From Leisure Activity to Champion Sport

You may think – where’s the kick from throwing a flat round plastic object into the air and then scrambling with others to catch it? The answer is best summarised by the founder of ultimate frisbee, American Jared Kass, who said: “I just remember one time running for a pass and leaping up in the air and just feeling the frisbee making it into my hand, and feeling the perfect synchrony and the joy of the moment, and as I landed I said to myself, 'This is the ultimate game’.”


Ultimate frisbee players from Nanyang Polytechnic (NYP) will surely echo that ‘this is indeed the ultimate game’ for them. Otherwise, NYP Ultimate, as the team is called, would not have reigned as the undefeatable champion of the game ever since its inclusion into the POL-ITE Games, an annual sports competition between the polys and ITE.


The dominance was not achieved overnight. Benjamin Ho, the team’s current coach, tells the story. Back in 2004, when he was a student pursuing the Diploma in Business Management, he only managed to introduce frisbee as an activity under the NYP Sports Club. It was not recognized as a competitive sport even until he graduated. But he continued to push hard as an NYP alumnus and eventually it was incorporated as a proper sport, and not just an activity.


Since its inception, NYP Ultimate has won all six seasons in POL-ITE Games, and seven out of 10 in the Inter-Varsity-Polytechnic Games. In March this year, the team flew to Perth, Australia, to compete in the University of Western Australia (UWA) Ultimate Frisbee Invitational Exchange Program. The overseas experience gave the team exposure to playing in different climatic wind conditions, which will be critical when they take on overseas matches.


Some may see frisbee as a leisurely game, which you can also play with your pet dog. Even the current captain of NYP Ultimate, Navanetha Krishnan, or Krish as he is affectionately called, once thought so. “I saw it as a leisure sport where you just throw a disc with your friends and family. However, when I got into Ultimate, it was a whole new ball game! The intensity, skill level, athleticism may even exceed other sports!” says the final-year Diploma in Food & Nutrition student. A good player needs to jump high, run fast, and have lightning quick reflexes.
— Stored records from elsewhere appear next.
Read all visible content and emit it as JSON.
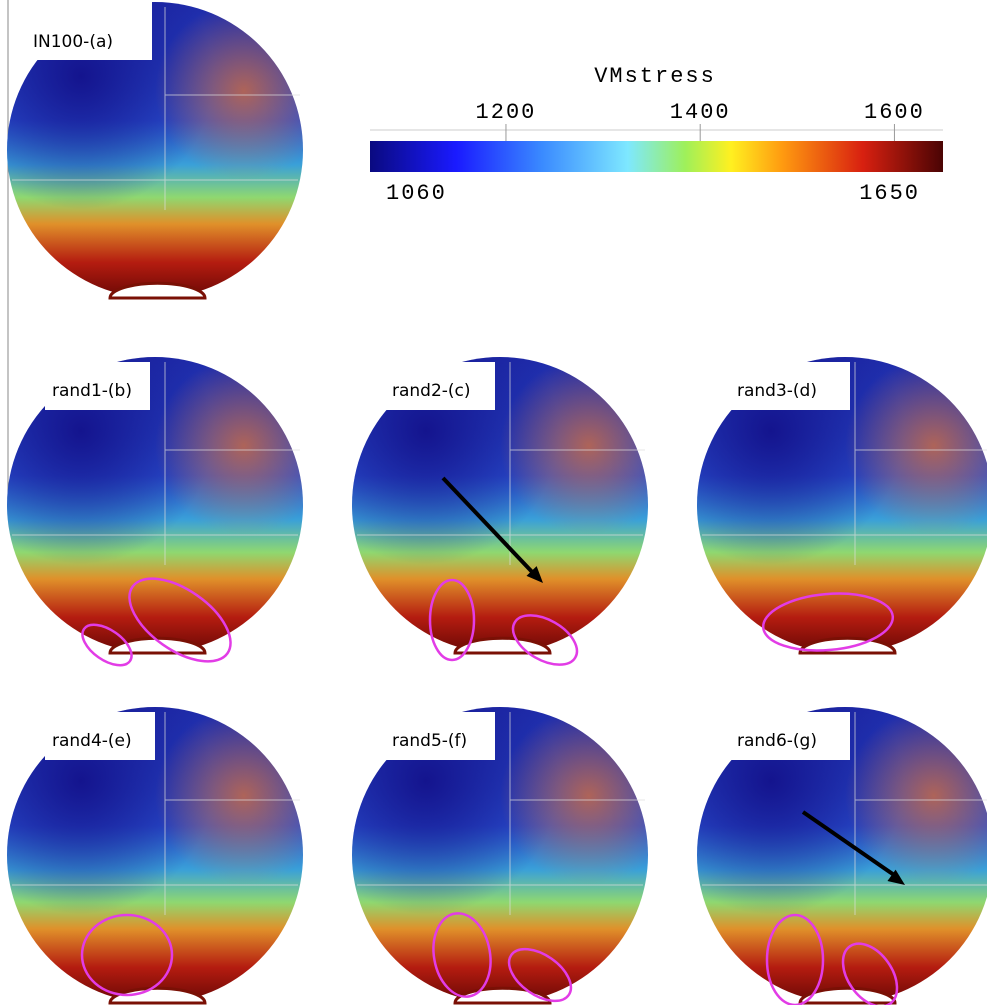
{
  "colorbar": {
    "title": "VMstress",
    "min": 1060,
    "max": 1650,
    "ticks": [
      1200,
      1400,
      1600
    ]
  },
  "panels": [
    {
      "label": "IN100-(a)"
    },
    {
      "label": "rand1-(b)"
    },
    {
      "label": "rand2-(c)"
    },
    {
      "label": "rand3-(d)"
    },
    {
      "label": "rand4-(e)"
    },
    {
      "label": "rand5-(f)"
    },
    {
      "label": "rand6-(g)"
    }
  ]
}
The team, with close to 90 players, trains for about four hours twice a week. Their body and minds have to be in peak condition, in order to perfect their techniques in the game.


Another critical factor for the team’s success is the intense bond amongst the players. “The bond we have is our biggest asset and we will never lose it. Coach Benjamin always reminds us that after graduating from NYP Ultimate, we will not only become better players but better people too!” says Krish.


This is one sport where the alumni would regularly go back to campus to guide the current team.

During the orientation camp for new players, the alumni and senior players would mentor their juniors to ensure that even with new members, the team remains tightly knitted, and will adapt to the NYP playing style.


With grit and an unbreakable team spirit, NYP Ultimate will surely continue to dominate the ultimate frisbee scene here.